Abstract: This study is based on sources from the Archives of Yugoslavia (Cabinet of the President of the Republic fund), Pristina and Belgrade newspapers that reported on Tito's visit to Kosovo in 1975, party documents, and relevant scholarly literature. The event is important for understanding the socio-economic and political conditions in Kosovo after the country's constitutional recomposition in 1974. There is a noticeable contrast between the real problems in Kosovo, primarily those of an interethnic and economic nature, and their public treatment by Tito during his visit.
Keywords: Tito, Yugoslavia, Serbia, Kosovo, socialism, Serbs, Albanians
Summary: The visit of the aging president of the SFRY and League of Communists of Yugoslavia Tito to Kosovo in 1975 took place in the aftermath of the country’s constitutional reorganization, culminating in the constitutional provisions of 1974, by which the republics and provinces became largely independent in carrying out their own policies.
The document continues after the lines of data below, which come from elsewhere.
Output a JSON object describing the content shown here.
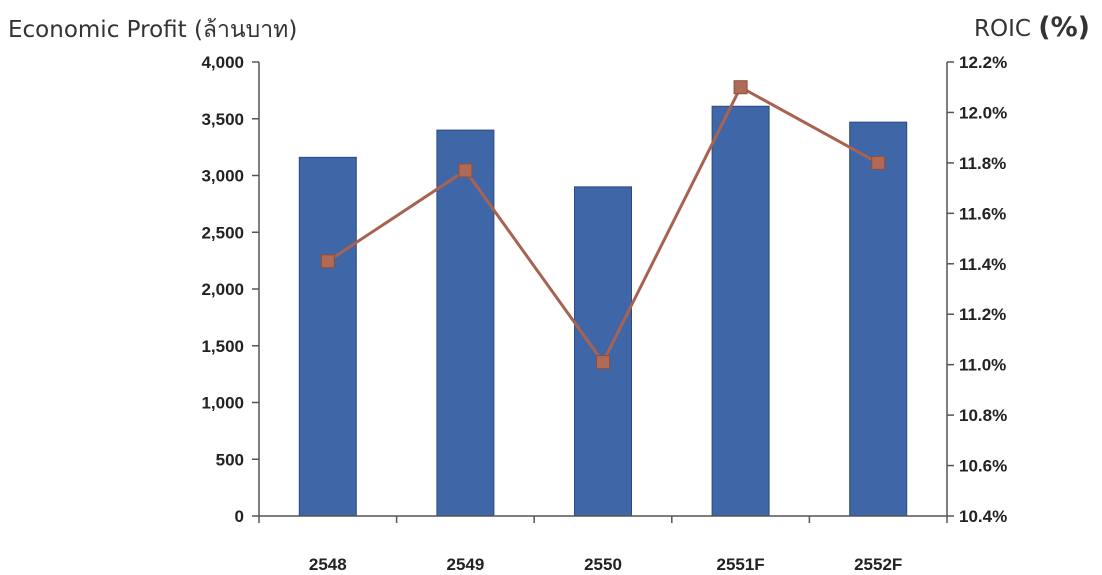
{
  "chart_data": {
    "type": "bar",
    "categories": [
      "2548",
      "2549",
      "2550",
      "2551F",
      "2552F"
    ],
    "series": [
      {
        "name": "Economic Profit (ล้านบาท)",
        "type": "bar",
        "axis": "left",
        "values": [
          3160,
          3400,
          2900,
          3610,
          3470
        ]
      },
      {
        "name": "ROIC (%)",
        "type": "line",
        "axis": "right",
        "values": [
          11.41,
          11.77,
          11.01,
          12.1,
          11.8
        ]
      }
    ],
    "left_axis": {
      "label": "Economic Profit (ล้านบาท)",
      "ylim": [
        0,
        4000
      ],
      "ticks": [
        0,
        500,
        1000,
        1500,
        2000,
        2500,
        3000,
        3500,
        4000
      ],
      "tick_labels": [
        "0",
        "500",
        "1,000",
        "1,500",
        "2,000",
        "2,500",
        "3,000",
        "3,500",
        "4,000"
      ]
    },
    "right_axis": {
      "label_text": "ROIC ",
      "label_unit": "(%)",
      "ylim": [
        10.4,
        12.2
      ],
      "ticks": [
        10.4,
        10.6,
        10.8,
        11.0,
        11.2,
        11.4,
        11.6,
        11.8,
        12.0,
        12.2
      ],
      "tick_labels": [
        "10.4%",
        "10.6%",
        "10.8%",
        "11.0%",
        "11.2%",
        "11.4%",
        "11.6%",
        "11.8%",
        "12.0%",
        "12.2%"
      ]
    },
    "grid": false,
    "legend": "none",
    "colors": {
      "bar": "#3F67A7",
      "bar_edge": "#2C4A7E",
      "line": "#A86350",
      "marker": "#B06A56",
      "axis": "#555555"
    }
  }
}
The joint state was reduced to a loose confederation, and Serbia, although not formally, reduced to a narrower part without provinces. At the same time, the country was in a serious economic crisis. Political and economic problems were more pronounced in Kosovo considering the heritage, multi-ethnic composition of the population and low level of general development. Tito, his wife Jovanka and a group of high-ranking officials from Belgrade visited Kosovo on April 3 and 4. He stayed longer, among other places, in Đeneral Janković, Brezovica, Lipljan and Pristina, where he was awarded an honorary doctorate by the local university Setting aside the ceremonious welcome, the available materials reveal economic problems in Kosovo with certain political implications. The idealized portrayal of interethnic relations presented to Tito during his visit to Kosovo, one with which he fully concurred, does not align with the available historical sources and historiographical research known to us, which observe the post-Brion period, first of all, through the prism of the expansion of Albanian nationalism and separatism. When the subsequent socio-economic and political development of Kosovo is taken into account, it can be concluded that the visit did not affect the improvement of local conditions, but gave an incentive to maintain the existing situation and thus helped Albanian nationalists and separatists.